Grace yine ağlamaklo bir ses tonuyla benim dedi, Hagrid kapıyı açtı.
Hagrid: Sende Kimsin?
Grace yanıt verdi.
Grace: Grace Desolate, Gryffindor bölümünden.
Hagrid ona bir çay ısmarlarken, neden ağladığını sordu.

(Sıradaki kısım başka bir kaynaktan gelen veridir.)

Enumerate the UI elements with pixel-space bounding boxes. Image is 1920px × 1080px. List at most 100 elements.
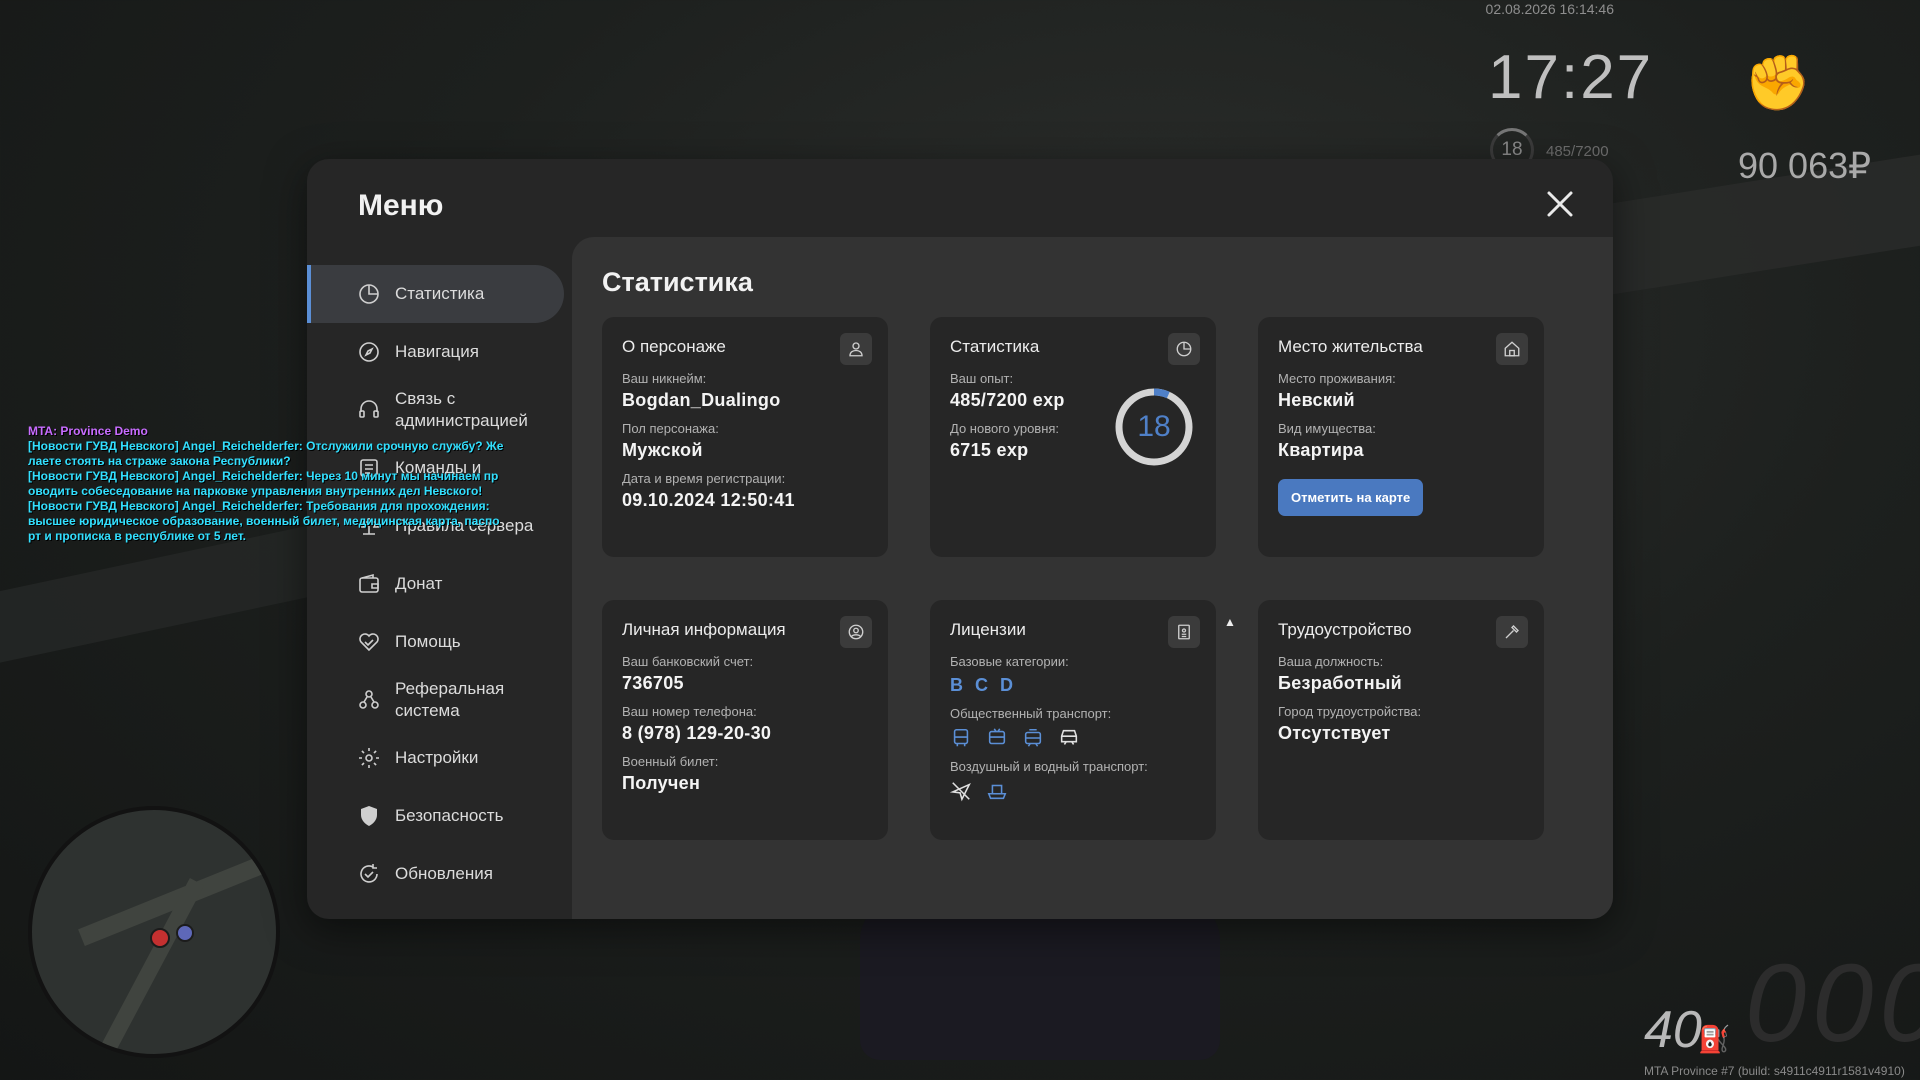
sidebar-item-navigation[interactable]: Навигация xyxy=(307,323,564,381)
field-label: Ваша должность: xyxy=(1278,654,1384,669)
sidebar-item-settings[interactable]: Настройки xyxy=(307,729,564,787)
field-label: Ваш никнейм: xyxy=(622,371,707,386)
user-circle-icon xyxy=(840,616,872,648)
hud-money: 90 063₽ xyxy=(1738,145,1872,186)
speedometer-digits: 000 xyxy=(1745,942,1920,1065)
card-title: Статистика xyxy=(950,337,1040,356)
marker-blip-icon xyxy=(176,924,194,942)
field-label: Ваш опыт: xyxy=(950,371,1014,386)
field-label: Военный билет: xyxy=(622,754,719,769)
field-label: Ваш номер телефона: xyxy=(622,704,757,719)
sidebar-item-security[interactable]: Безопасность xyxy=(307,787,564,845)
chat-line: [Новости ГУВД Невского] Angel_Reichelder… xyxy=(28,499,490,513)
sidebar-item-label: Помощь xyxy=(395,632,461,651)
home-icon xyxy=(1496,333,1528,365)
chat-line: лаете стоять на страже закона Республики… xyxy=(28,454,291,468)
pie-chart-icon xyxy=(359,284,379,304)
chat-line: оводить собеседование на парковке управл… xyxy=(28,484,483,498)
field-label: Ваш банковский счет: xyxy=(622,654,754,669)
field-label: Воздушный и водный транспорт: xyxy=(950,759,1148,774)
employment-card: Трудоустройство Ваша должность: Безработ… xyxy=(1258,600,1544,840)
licenses-card: Лицензии Базовые категории: B C D Общест… xyxy=(930,600,1216,840)
sidebar-item-help[interactable]: Помощь xyxy=(307,613,564,671)
chat-line: MTA: Province Demo xyxy=(28,424,148,438)
level-value: 18 xyxy=(1137,410,1171,443)
card-title: Лицензии xyxy=(950,620,1026,639)
sidebar-item-referral[interactable]: Реферальная система xyxy=(307,671,564,729)
license-categories: B C D xyxy=(950,675,1196,696)
wallet-icon xyxy=(359,573,379,593)
compass-icon xyxy=(359,342,379,362)
air-water-licenses xyxy=(950,780,1196,802)
mark-on-map-button[interactable]: Отметить на карте xyxy=(1278,479,1424,516)
sidebar-item-label: Донат xyxy=(395,574,443,593)
build-info: MTA Province #7 (build: s4911c4911r1581v… xyxy=(1644,1064,1905,1078)
mouse-cursor-icon: ▲ xyxy=(1224,615,1236,629)
refresh-check-icon xyxy=(360,864,378,883)
fuel-icon: ⛽ xyxy=(1698,1024,1731,1054)
bank-account-value: 736705 xyxy=(622,673,684,693)
hud-speed: 40 xyxy=(1644,1001,1702,1059)
card-title: О персонаже xyxy=(622,337,726,356)
pie-chart-icon xyxy=(1168,333,1200,365)
sidebar-item-donate[interactable]: Донат xyxy=(307,555,564,613)
phone-value: 8 (978) 129-20-30 xyxy=(622,723,772,743)
gear-icon xyxy=(359,748,379,768)
residence-value: Невский xyxy=(1278,390,1355,410)
sidebar-item-label: Обновления xyxy=(395,864,493,883)
personal-info-card: Личная информация Ваш банковский счет: 7… xyxy=(602,600,888,840)
field-label: Вид имущества: xyxy=(1278,421,1376,436)
property-type-value: Квартира xyxy=(1278,440,1364,460)
chat-log: MTA: Province Demo [Новости ГУВД Невског… xyxy=(28,424,508,544)
public-transport-licenses xyxy=(950,727,1196,749)
sidebar-item-label: Безопасность xyxy=(395,806,504,825)
background-car xyxy=(860,900,1220,1060)
boat-icon xyxy=(987,784,1007,800)
field-label: Общественный транспорт: xyxy=(950,706,1112,721)
license-category: B xyxy=(950,675,963,695)
airplane-icon xyxy=(950,782,971,802)
residence-card: Место жительства Место проживания: Невск… xyxy=(1258,317,1544,557)
license-category: D xyxy=(1000,675,1013,695)
sidebar-item-label: Реферальная система xyxy=(395,679,505,720)
shield-icon xyxy=(361,806,377,826)
military-id-value: Получен xyxy=(622,773,701,793)
minimap xyxy=(28,806,280,1058)
sidebar-item-statistics[interactable]: Статистика xyxy=(307,265,564,323)
card-title: Трудоустройство xyxy=(1278,620,1412,639)
close-icon[interactable] xyxy=(1543,187,1577,221)
chat-line: [Новости ГУВД Невского] Angel_Reichelder… xyxy=(28,469,499,483)
hud-clock: 17:27 xyxy=(1488,43,1654,112)
train-icon xyxy=(1060,729,1078,745)
stats-panel: Статистика О персонаже Ваш никнейм: Bogd… xyxy=(572,237,1613,919)
nickname-value: Bogdan_Dualingo xyxy=(622,390,781,410)
sidebar-item-updates[interactable]: Обновления xyxy=(307,845,564,903)
character-card: О персонаже Ваш никнейм: Bogdan_Dualingo… xyxy=(602,317,888,557)
fist-icon: ✊ xyxy=(1744,53,1812,113)
users-network-icon xyxy=(359,690,379,709)
sidebar: Статистика Навигация Связь с администрац… xyxy=(307,265,564,903)
employment-city-value: Отсутствует xyxy=(1278,723,1391,743)
field-label: Дата и время регистрации: xyxy=(622,471,786,486)
card-title: Личная информация xyxy=(622,620,786,639)
hud-datetime: 02.08.2026 16:14:46 xyxy=(1485,1,1614,17)
menu-title: Меню xyxy=(358,189,444,222)
chat-line: рт и прописка в республике от 5 лет. xyxy=(28,529,246,543)
bus-icon xyxy=(953,728,969,747)
handshake-heart-icon xyxy=(359,633,379,652)
document-icon xyxy=(1168,616,1200,648)
license-category: C xyxy=(975,675,988,695)
sidebar-item-label: Статистика xyxy=(395,284,485,303)
sidebar-item-label: Настройки xyxy=(395,748,479,767)
position-value: Безработный xyxy=(1278,673,1402,693)
hud-exp: 485/7200 xyxy=(1546,143,1609,160)
gender-value: Мужской xyxy=(622,440,703,460)
chat-line: [Новости ГУВД Невского] Angel_Reichelder… xyxy=(28,439,504,453)
hammer-icon xyxy=(1496,616,1528,648)
card-title: Место жительства xyxy=(1278,337,1423,356)
chat-line: высшее юридическое образование, военный … xyxy=(28,514,500,528)
experience-card: Статистика Ваш опыт: 485/7200 exp До нов… xyxy=(930,317,1216,557)
tram-icon xyxy=(1024,728,1042,747)
player-blip-icon xyxy=(150,928,170,948)
sidebar-item-label: Навигация xyxy=(395,342,479,361)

Hagrid: Neden Ağlıyorsun? Ne oldu?
Grace: O aşağılık Draco, beni öptü, beni öptü Hagrid!
Yine ağlamaya başladı, Hagrid dev parmağıyla kızın süzülen göz yaşlarını silmeye çalışıyordu.
Hagrid: Ne Malfoy mu? Ama, ama bu imkansız.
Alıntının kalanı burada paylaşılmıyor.